Facts and Figures

  • Two-thirds of the 774 million illiterate people in the world are female. (UNESCO, 2013)
  • Almost a quarter of young women aged 15-24 today (116 million) in developing countries have never completed primary school and so lack skills for work. Young women make up 58% of adolescents not completing primary school. (UNESCO, 2013)
  • Girls may be taken out of school because their families cannot afford school-related fees, or they may be married off for dowries, or forced into agricultural labour, factory work or sex work to support their family. (Global Health Council. School Safety: Protecting girls from violence and HIV/AIDS)
  • Poor girls may also exchange sex for food, school uniforms or money placing them at heightened risk of violence, pregnancy, and HIV infection. Studies conducted in Fiji, Ghana and Jamaica report that girls have sex with older men in exchange for transport to school, school fees and other costs associated with their education. (Ali, S., 2006. Violence against the Girl Child in the Pacific Islands Region cited in Amnesty International, 2008. Safe Schools: Every Girl’s Right Report)

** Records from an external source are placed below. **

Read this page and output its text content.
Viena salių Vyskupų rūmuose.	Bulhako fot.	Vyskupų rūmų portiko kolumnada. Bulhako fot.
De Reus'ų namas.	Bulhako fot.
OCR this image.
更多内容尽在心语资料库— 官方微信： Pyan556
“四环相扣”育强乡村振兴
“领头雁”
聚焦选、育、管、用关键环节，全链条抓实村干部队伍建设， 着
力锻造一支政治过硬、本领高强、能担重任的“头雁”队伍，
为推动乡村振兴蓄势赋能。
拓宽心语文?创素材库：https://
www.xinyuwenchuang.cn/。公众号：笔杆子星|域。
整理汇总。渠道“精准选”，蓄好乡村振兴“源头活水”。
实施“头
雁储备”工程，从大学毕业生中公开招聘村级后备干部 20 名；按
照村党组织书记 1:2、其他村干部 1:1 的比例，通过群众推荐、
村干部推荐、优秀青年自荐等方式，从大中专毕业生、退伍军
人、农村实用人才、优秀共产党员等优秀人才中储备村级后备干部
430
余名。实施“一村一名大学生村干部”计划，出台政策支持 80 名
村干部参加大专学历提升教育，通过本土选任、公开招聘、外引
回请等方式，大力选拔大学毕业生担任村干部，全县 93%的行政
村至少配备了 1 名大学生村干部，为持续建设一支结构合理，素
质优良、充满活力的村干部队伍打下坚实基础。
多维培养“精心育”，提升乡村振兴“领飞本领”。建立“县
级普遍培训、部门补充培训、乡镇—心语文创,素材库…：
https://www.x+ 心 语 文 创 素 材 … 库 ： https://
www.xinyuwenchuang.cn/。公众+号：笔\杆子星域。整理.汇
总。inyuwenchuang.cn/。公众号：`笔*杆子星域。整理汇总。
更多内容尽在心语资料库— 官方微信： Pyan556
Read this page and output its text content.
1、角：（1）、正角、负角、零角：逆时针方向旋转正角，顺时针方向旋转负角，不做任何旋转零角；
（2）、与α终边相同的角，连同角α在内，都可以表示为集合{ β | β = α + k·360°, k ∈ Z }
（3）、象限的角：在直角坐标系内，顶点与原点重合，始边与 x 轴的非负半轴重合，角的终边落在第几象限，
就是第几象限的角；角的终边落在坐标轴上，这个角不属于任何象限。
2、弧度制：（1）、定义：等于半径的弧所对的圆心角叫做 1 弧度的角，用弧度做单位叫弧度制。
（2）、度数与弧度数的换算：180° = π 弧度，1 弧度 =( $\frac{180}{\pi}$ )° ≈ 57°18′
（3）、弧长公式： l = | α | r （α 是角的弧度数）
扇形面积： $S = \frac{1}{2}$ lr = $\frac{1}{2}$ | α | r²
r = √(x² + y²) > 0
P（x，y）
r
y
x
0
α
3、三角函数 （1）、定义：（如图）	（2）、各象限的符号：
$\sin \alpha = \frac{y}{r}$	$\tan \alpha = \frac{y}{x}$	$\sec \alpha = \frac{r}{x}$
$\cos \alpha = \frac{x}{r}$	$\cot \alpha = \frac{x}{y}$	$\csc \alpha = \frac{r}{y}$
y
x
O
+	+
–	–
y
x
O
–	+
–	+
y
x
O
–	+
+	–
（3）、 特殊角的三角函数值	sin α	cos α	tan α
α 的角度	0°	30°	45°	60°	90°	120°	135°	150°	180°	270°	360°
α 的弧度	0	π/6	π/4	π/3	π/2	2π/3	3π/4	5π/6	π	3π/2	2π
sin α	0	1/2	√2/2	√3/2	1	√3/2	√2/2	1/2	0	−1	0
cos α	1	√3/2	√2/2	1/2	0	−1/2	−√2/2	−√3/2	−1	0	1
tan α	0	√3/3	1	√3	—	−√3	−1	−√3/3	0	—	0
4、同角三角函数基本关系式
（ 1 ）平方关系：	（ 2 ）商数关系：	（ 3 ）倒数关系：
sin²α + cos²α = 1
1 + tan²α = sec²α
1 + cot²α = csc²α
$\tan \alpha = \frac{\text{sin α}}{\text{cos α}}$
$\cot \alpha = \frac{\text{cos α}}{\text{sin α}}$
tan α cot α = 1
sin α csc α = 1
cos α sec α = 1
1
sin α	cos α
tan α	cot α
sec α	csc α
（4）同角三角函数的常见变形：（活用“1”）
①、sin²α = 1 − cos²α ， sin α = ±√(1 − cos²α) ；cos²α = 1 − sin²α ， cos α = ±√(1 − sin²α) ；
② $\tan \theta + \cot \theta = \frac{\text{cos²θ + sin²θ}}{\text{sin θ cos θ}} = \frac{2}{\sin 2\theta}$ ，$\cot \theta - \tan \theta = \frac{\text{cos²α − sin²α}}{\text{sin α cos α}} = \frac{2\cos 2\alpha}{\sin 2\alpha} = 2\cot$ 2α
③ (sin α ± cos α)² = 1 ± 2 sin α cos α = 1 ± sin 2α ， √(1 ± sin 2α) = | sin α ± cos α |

  • An estimated 1 in 10 school-age African girls do not attend school during menstruation, or drop out at puberty because of a lack of clean and private sanitation facilities in schools. (Dooley, T. 2008. Should menstrual hygiene be an accelerated area of investment for girls’ education?, UNICEF Presentation at World Water Week, Stockholm, 2008)
  • In Afghanistan, girls on their way to school have been murdered, raped and had acid thrown in their faces to drive home the message that education is not for women—this has resulted in many parents stopping their girls from attending school. ( Jarvis, H., 2009. ‘Children in Afghanistan brave sexual harassment as they walk to school,’ on Rawa News.